Here is a sampling of just some of the many things I learned from my experience as a mock juror listening to a medical malpractice case:

  • Group dynamics can make people shift their opinions in unexpected ways, and people really do grapple with coming to a consensus even though many start out with strongly held opinions that seem inflexible.
  • The conduct of an attorney in cross-examining a witness will be closely scrutinized, and can affect his client’s case, particularly if the lawyer is perceived to be hard on a witness (and I would add that male lawyers should tread very carefully with women witnesses, even if the women are professionals in competitive fields).
  • Factual and scientific details can be very hard to remember, even for the smartest jurors, who can end up debating what someone actually said, so it makes sense to ask the judge to allow jurors to take notes – they really do help with recall.
  • It is amazing how many jurors will totally dismiss the testimony of experts because they are perceived as nothing more than paid shills – lawyers should spend some time developing not just the credibility of an expert, but the reasons – beyond financial – that the experts are showing up to offer testimony.
  • Jurors can come up with truly pitiful damage assessments for “pain and suffering” without death, so lawyers have to develop this testimony carefully, being careful to neither under-develop the evidence nor gild the lilly… I heard several mock jurors come up with estimates of zero to $50,000 for the pain and suffering of a person who had multiple surgeries, major life disruptions and a lifetime of residual pain and discomfort (even when we were told to assume the total accuracy of the plaintiff’s testimony).
  • Jurors can decide that someone is completely unbelievable based on one statement, so lawyers must tell their witnesses to be 100 percent accurate. In this case, jurors dismissed much of the testimony of someone who made just one factual allegation that seemed very unlikely to the panel under the circumstances.

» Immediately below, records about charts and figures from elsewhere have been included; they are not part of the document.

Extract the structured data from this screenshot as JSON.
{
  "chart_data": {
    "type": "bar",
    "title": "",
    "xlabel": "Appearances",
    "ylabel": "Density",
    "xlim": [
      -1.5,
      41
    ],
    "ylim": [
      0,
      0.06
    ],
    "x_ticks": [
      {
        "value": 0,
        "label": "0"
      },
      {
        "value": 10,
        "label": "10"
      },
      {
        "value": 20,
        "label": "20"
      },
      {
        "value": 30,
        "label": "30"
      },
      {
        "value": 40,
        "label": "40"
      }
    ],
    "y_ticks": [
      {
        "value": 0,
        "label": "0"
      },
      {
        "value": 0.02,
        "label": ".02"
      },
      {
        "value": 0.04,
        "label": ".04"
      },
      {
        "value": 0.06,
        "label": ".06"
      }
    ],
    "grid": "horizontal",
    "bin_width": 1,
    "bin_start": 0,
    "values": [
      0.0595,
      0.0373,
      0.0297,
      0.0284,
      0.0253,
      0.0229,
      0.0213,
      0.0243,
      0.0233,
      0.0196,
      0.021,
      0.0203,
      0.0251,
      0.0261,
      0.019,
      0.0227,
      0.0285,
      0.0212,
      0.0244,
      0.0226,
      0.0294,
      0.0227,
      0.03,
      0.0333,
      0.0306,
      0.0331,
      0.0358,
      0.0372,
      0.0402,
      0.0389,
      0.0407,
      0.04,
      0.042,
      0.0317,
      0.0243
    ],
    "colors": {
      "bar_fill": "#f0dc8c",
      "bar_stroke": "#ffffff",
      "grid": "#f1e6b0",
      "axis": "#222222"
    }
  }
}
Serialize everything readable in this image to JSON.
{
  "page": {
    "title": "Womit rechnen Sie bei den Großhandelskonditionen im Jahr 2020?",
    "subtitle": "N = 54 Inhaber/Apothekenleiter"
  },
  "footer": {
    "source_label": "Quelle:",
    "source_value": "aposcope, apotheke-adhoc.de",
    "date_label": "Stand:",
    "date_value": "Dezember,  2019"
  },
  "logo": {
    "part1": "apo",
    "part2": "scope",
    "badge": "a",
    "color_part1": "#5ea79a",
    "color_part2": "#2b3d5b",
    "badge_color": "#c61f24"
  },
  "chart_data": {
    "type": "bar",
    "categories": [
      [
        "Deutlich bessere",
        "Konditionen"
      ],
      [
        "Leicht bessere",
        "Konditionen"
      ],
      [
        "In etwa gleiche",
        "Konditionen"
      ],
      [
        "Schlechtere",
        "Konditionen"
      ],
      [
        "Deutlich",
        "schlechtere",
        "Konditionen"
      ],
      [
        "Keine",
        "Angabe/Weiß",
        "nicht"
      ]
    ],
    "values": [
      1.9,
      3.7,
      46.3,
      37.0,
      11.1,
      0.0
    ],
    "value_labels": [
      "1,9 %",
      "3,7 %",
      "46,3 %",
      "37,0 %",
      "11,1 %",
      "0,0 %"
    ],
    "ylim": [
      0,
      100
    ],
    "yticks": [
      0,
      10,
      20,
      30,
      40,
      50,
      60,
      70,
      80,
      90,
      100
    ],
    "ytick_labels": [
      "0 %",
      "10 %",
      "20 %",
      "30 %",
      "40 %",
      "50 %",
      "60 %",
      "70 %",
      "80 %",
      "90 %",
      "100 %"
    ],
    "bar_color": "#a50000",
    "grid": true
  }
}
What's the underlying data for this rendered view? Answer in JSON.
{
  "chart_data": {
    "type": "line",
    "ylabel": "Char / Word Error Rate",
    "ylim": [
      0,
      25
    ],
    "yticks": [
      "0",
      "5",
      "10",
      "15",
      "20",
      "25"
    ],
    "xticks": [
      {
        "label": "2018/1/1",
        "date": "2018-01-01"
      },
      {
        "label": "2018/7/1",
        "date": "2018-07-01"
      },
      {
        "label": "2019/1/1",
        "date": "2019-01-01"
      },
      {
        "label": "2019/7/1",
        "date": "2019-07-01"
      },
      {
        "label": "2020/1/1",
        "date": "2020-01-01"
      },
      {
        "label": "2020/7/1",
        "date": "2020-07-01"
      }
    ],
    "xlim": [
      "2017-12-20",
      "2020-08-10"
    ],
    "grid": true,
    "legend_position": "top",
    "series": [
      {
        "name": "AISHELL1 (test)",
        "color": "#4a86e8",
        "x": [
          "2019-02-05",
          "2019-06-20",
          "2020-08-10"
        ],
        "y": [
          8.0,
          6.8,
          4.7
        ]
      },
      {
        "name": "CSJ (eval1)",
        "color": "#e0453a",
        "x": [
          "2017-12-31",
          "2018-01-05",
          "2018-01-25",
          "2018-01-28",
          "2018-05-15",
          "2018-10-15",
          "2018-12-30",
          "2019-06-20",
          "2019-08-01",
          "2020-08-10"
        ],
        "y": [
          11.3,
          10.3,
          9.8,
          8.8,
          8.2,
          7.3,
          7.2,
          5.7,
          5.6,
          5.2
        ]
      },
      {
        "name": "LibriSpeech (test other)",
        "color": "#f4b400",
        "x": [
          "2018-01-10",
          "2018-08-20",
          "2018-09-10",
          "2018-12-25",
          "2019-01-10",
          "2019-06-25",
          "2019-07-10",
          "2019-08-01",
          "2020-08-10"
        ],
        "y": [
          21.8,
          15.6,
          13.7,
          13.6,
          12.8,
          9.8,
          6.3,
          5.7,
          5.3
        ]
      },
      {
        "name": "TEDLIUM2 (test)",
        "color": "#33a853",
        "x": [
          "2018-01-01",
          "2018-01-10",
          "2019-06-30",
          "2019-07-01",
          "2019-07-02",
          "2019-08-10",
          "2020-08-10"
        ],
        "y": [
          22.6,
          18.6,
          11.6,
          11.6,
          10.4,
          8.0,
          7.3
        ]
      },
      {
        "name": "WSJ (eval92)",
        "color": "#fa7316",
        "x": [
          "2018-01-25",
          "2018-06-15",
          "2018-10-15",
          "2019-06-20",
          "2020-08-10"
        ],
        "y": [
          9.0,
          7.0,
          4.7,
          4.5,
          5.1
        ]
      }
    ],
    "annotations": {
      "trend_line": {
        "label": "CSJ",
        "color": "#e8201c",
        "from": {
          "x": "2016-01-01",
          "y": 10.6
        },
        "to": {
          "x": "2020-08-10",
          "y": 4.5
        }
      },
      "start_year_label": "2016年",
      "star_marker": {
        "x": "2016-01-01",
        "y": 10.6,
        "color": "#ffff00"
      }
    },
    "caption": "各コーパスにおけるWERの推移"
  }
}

  • Jurors can decide that someone is unbelievable based on demeanor evidence, noting when someone shifts in their seat, fails to make eye contact, or just seems perturbed at questioning, so witnesses have to be well-prepped before they take the stand.
  • Jurors will grant an incredible amount of deference to learned doctors, and give even greater credence to the decisions of a team of doctors, so any advocate trying to prove that a team decision about patient care was wrong had better be prepared to show how team decisions were made and could go wrong due to group-think, lack of participation, deference to the treating doctor, or whatever the cause.
  • At least one juror noted that “to whom much is given, much is expected,” leading them to conclude that the doctor was paid to be right, and should be accountable for any failed result… this person’s candidly expressed belief caused others to speak up about the doctor possibly being wrong, shifting the initial group dynamic a bit from the initial deference to the doctor’s training.
  • When a doctor refers to a patient consent form as “paperwork,” it can be offensive to some jurors. I think jurors likely want to believe that their consent to surgery is taken extremely seriously.
  • On the other hand, the fact that a written consent is routinely sought just minutes before surgery, often when the first mention of serious or fatal consequences arises, does not seem to bother many people simply because “that is the way it is always done”… the medical profession has created for itself almost a standard of practice in treating consent to treatment as perfunctory.
  • Lawyers who want jurors to listen carefully to the evidence should do everything in their power to make sure that proceedings start and stop on schedule… I saw first-hand how anxious and even angry some people can be about the perception of having their time wasted just sitting and waiting for things to get going.